Data Science Competence Center
Abstract: The PageRank algorithm is a widely known and well understood approach to assign importance scores to nodes in networks. This highly applicable approach relies on the assumption that all the connections of a node has equal importance (i.e. inversely proportional to their out-degree). The talk will introduce approaches that aim at determining the strength of the connections between pairs of nodes given that the PageRank scores (or some relative importance scores) of the nodes within the graph is assumed to be known in advance. After presenting these models, both quantitative and qualitative results will be presented on synthetic and real world networks (e.g. citation and collaboration networks, the English and Hungarian Wikipedia and networks generated from language usage).

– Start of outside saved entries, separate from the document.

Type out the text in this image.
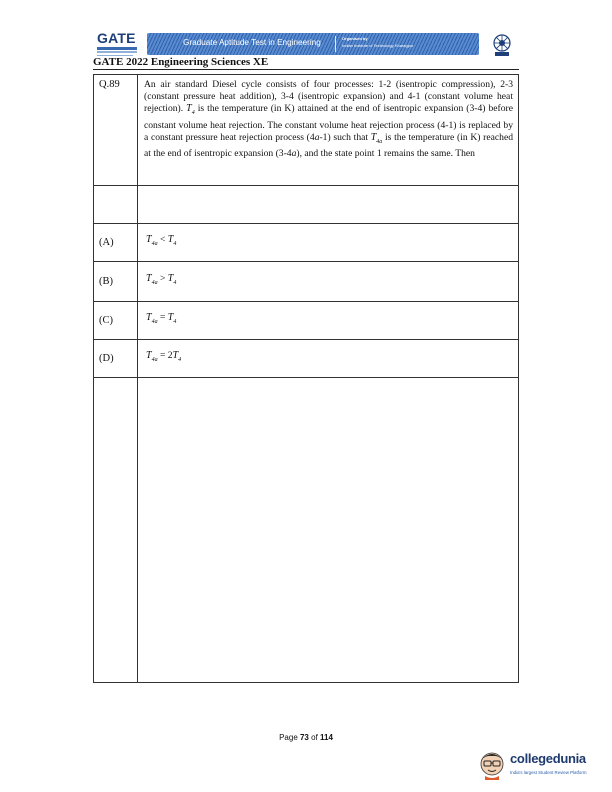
GATE	Graduate Aptitude Test in Engineering	Organised by
Indian Institute of Technology Kharagpur
GATE 2022 Engineering Sciences XE
Q.89	An air standard Diesel cycle consists of four processes: 1-2 (isentropic compression), 2-3 (constant pressure heat addition), 3-4 (isentropic expansion) and 4-1 (constant volume heat rejection). $T_4$ is the temperature (in K) attained at the end of isentropic expansion (3-4) before constant volume heat rejection. The constant volume heat rejection process (4-1) is replaced by a constant pressure heat rejection process (4a-1) such that $T_{4a}$ is the temperature (in K) reached at the end of isentropic expansion (3-4a), and the state point 1 remains the same. Then

(A)	$T_{4a} < T_4$
(B)	$T_{4a} > T_4$
(C)	$T_{4a} = T_4$
(D)	$T_{4a} = 2T_4$

Page 73 of 114
collegedunia
India's largest Student Review Platform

Abstract: Approaching chemical problems with the tools of network science has proved very fruitful in recent years. The network approach has provided us with new ways of designing drugs, optimizing multistep chemical syntheses or fighting terrorism. Most of these successes, however, are based on the analyses of available data. One of the big challenges chemists are facing whether it is possible to implement this data-based knowledge for the creation of instructable molecular networks that can be models for early (molecular) evolution or able to perform complex (synthetic) tasks. The talk will discuss both the data-based achievements and the recent attempts towards creating “molecular ecosystems”.
Abstract: IP-intensive industries accounted for about 33-40% of the gross domestic product in western economies. These intellectual properties are mostly embodied in patents and trademarks. Highest stake of the expenditures in the mentioned sector goes for the wages of white-collar workers what underlines the importance of the intellectual capital and knowledge in the creation and development of IP portfolio. We investigated the flow of knowledge as a crucial resource among organizations by analysis of patent documents from the United States. In our network organizations are the nodes and the mobility of researchers among them are the edges. This graph can be considered as the informal innovation network of US organizations, where firms, universities or governmental institutions competing for knowledge and recombine their innovation capacity through the mobility of inventors.
Abstract: BItTorrent communities are content sharing systems using peer-to-peer technology. From mathematical point of view these communities can be modeled with graphs of particular structure. For example, there is a straightforward bipartite representation, where we take the users and the files as vertices and the edges represent supply and demand. Using this simple representation one can already consider interesting optimization problems. Moreover, there is a richer graph representation which leads to a flow network. Hence, one can start thinking about applying traditional flow algorithms and their meaning in this particular context.
Abstract: Bipartite networks naturally appear in from social to biological systems, examples include, among many others, the actors--movies network, artists--music network, scientists--research papers cooperation network, network of sexual contacts, diseases--genes network, plants--pollinators mutualistic networks, banks--firms money transfer networks and words co-occurrence networks. Many properties of these networks typically investigated by constructing and analyzing a projected network on one of the two sets of the original network. When one constructs a projected network of nodes only from one set, the original network's heterogeneity (e.g. the heterogeneous degree distribution) makes difficult to determine those links that presence in the projected network cannot be explained by random co-occurrence of their neighbors in the original network. In this talk we present a method based on statistical validation to overcome this problem and show some possible applications on real bipartite systems.